And that’s when I thought about Kali. I have several pictures of her in my house, as well as a sculpture. She is fearsome indeed, with her tongue hanging out of her mouth, sword in hand, death triumphant. Yet she also has one hand raised in the traditional position of “no fear” so common to Hindu and Buddhist deities. How can such fearsome goddess also be saying “Don’t be afraid?” How can we not be afraid of what she is? Because Kali is more than the incarnation of death, she is also liberation from death. For Kali actually represents time which destroys all things. Only Kali herself stands outside time so by worshipping her, we stand in her protection. No fear.
     Kali is also a fearless warrior and one time the gods needed her to overcome the armies of approaching enemies. She went into battle and destroyed the warriors arranged against her, but then she went insane with blood lust and began killing the innocent as well, a story so common in war. The gods had no way of stopping her and it seemed as though as creation itself might be destroyed. Then her loving and beloved consort Shiva stepped forward and said he would stop her. So he laid on the ground and let her trample him until she wore herself out. At that moment her thirst and hunger were satiated and she regained sanity. What self-sacrificing love!
     I thought of Kali as I looked at the maggots eating the remains of my beloved poult and the snake that ate him. I foolishly blamed the snake for doing what snakes do, as in the story of the snake who was taken across a stream by a friendly creature only to be bitten by the snake halfway across, thereby ending with the death of them both. As the benefactor drowned, it asked the snake why it had bitten him considering he was helping the snake cross the river. “That’s what I do,” replied the snake. There was nothing personal to it, just as I was not at all involved in why the snake was eating my poult. I’ve seen black snakes crawl up tree trunks to find and eat baby birds. That’s what they do. The fact that I had helped the snake many times was nice but not relevant at this point. The snake was hungry; it heard the poults chirping away, followed the sound to its source and then had lunch. Nothing personal at all. I made it personal, but it wasn’t personal. The fact that I would not let the snake survive was my issue, my anger at what it had done. And now two creatures were dead, each one now food for new life as maggots ate their flesh. Kali supreme.
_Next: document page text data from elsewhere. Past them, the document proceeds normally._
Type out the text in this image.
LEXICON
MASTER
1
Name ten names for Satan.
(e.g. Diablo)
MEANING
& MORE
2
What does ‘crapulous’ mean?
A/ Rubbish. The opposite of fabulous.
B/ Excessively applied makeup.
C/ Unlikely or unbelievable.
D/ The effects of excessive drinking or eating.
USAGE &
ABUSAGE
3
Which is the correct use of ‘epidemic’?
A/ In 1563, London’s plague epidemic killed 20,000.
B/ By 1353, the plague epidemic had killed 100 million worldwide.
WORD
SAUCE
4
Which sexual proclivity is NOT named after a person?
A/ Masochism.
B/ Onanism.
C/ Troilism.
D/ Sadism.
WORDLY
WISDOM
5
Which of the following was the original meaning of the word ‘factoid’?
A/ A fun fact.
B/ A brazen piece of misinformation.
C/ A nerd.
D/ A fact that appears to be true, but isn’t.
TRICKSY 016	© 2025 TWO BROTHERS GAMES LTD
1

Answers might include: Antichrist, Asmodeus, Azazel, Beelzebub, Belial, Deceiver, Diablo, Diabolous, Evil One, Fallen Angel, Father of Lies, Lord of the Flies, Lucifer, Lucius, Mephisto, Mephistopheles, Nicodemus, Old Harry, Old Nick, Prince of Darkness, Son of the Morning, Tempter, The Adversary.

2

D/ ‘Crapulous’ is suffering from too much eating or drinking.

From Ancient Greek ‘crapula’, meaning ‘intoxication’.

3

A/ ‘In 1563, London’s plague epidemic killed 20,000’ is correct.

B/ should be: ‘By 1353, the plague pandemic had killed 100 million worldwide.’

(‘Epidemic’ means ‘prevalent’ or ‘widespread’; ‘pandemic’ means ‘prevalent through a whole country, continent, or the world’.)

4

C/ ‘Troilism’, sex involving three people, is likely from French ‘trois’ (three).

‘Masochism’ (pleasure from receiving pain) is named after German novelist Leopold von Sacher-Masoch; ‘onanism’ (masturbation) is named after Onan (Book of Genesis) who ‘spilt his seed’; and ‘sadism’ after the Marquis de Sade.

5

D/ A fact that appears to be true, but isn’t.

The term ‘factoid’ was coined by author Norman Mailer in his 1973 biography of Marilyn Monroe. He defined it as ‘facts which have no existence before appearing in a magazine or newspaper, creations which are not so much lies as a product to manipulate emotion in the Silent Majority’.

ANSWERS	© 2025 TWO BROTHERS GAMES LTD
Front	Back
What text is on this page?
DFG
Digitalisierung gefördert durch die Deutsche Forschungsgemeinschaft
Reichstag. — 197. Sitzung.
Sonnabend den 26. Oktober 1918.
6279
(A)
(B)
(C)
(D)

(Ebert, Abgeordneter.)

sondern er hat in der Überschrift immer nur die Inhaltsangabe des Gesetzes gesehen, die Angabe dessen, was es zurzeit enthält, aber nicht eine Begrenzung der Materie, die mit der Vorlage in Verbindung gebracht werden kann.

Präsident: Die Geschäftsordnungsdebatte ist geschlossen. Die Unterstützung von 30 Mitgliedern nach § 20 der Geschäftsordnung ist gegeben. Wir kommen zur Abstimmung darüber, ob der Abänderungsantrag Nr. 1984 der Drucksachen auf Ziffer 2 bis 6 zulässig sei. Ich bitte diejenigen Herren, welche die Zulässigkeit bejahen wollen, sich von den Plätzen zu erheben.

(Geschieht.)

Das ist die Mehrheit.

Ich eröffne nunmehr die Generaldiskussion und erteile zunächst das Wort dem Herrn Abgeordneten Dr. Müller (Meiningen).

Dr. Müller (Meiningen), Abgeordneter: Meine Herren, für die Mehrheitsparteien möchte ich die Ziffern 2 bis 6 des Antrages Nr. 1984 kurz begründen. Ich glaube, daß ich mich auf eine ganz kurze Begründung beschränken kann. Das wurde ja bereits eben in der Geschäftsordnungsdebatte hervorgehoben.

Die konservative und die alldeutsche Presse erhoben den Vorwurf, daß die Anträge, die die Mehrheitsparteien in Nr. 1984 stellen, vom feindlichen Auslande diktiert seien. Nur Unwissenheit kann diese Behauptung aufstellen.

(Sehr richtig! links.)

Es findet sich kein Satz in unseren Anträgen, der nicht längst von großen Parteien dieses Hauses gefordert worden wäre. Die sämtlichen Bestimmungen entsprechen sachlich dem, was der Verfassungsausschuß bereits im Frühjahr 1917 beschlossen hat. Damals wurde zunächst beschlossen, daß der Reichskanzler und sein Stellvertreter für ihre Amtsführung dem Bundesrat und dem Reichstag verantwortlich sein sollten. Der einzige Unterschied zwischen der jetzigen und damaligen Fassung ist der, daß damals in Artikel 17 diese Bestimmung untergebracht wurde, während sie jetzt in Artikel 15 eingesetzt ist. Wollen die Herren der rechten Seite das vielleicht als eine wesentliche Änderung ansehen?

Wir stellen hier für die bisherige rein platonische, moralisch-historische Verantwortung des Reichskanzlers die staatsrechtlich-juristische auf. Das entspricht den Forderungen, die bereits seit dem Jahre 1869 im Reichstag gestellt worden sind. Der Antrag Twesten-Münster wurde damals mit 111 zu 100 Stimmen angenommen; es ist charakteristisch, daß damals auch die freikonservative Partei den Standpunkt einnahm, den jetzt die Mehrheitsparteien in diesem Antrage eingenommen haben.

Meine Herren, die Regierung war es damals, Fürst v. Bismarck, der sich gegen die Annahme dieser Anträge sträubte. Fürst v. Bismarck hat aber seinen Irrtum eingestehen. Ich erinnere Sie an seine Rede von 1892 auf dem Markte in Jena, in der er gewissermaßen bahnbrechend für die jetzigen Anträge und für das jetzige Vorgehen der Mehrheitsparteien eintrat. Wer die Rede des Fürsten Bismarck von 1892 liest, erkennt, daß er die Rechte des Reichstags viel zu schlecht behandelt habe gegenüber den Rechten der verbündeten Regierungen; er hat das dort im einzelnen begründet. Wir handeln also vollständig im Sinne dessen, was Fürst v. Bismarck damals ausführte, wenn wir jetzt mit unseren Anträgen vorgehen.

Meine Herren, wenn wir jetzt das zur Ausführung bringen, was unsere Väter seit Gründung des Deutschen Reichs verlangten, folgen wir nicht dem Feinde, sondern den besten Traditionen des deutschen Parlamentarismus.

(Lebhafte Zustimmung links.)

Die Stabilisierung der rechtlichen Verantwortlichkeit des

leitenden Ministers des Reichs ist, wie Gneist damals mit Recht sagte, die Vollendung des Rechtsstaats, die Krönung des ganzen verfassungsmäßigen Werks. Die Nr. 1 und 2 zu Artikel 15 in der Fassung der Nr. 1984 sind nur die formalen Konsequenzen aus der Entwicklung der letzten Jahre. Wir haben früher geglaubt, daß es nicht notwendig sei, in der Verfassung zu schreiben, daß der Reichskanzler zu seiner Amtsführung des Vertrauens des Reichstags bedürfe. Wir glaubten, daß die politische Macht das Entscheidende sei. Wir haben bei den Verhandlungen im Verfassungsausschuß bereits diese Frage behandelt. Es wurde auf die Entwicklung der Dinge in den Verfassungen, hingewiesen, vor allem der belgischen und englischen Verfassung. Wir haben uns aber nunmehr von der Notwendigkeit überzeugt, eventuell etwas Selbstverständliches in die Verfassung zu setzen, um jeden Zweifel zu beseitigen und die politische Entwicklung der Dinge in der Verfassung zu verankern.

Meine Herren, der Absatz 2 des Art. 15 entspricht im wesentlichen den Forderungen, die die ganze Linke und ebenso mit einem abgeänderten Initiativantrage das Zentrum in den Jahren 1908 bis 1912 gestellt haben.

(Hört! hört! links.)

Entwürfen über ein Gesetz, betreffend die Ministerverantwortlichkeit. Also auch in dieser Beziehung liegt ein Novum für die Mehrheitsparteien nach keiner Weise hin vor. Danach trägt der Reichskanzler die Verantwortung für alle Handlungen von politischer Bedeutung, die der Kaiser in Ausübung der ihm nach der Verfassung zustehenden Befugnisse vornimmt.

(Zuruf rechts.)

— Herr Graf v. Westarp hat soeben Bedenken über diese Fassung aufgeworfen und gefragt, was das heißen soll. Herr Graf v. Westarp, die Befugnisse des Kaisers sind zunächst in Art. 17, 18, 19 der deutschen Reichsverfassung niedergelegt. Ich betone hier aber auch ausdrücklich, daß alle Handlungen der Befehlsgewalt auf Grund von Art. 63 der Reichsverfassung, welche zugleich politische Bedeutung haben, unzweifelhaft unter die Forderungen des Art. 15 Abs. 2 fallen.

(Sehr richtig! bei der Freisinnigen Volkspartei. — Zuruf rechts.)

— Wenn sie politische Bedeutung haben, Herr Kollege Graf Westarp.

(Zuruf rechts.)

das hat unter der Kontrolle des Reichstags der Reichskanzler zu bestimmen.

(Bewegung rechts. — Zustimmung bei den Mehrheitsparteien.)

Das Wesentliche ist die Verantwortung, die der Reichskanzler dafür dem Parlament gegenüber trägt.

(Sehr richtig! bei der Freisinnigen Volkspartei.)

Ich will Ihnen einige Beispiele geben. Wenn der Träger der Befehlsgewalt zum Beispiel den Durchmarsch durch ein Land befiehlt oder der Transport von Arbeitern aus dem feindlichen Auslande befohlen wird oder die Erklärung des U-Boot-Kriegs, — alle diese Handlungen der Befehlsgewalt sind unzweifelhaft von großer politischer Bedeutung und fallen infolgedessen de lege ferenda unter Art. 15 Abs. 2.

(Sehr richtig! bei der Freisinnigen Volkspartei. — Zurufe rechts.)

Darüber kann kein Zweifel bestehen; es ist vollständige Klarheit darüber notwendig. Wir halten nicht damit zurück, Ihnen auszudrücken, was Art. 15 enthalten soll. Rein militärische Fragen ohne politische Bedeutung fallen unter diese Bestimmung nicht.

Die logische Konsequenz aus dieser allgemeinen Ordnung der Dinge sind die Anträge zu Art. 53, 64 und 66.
     So where was enlightenment in all this? For Kali is nothing if not a beacon for enlightenment. The dark goddess summons those who follow her, offering redemption from the illusion of existence, the illusion that things are permanent when actually all is smoke and mirrors. Beyond the illusion of death is the true permanence of the spirit that does not die. Beyond time, which is Kali’s realm, is the timeless towards which she points the way if we only we will follow. Kali harvests death, the snake and the poult. Beyond them, beyond even the maggots feasting on them, is another realm that is hard to see as we try to look through a glass darkly, hoping to spot glimpses of a world beyond. But that world beyond is still the world here and now. And what Kali says is “Do not fear for nothing is lost. No, nothing is ever lost.”
 
 I turn away from the entwined bodies of snake and poult which now have become a terrible new creature formed from both. In killing the snake I have shattered the cycle of which she and the poult were part. I could not let the poult die unavenged. I could not let the snake survive and so have added to the price of its hunger. Kali seeks victims until I lay down and let her dance on me.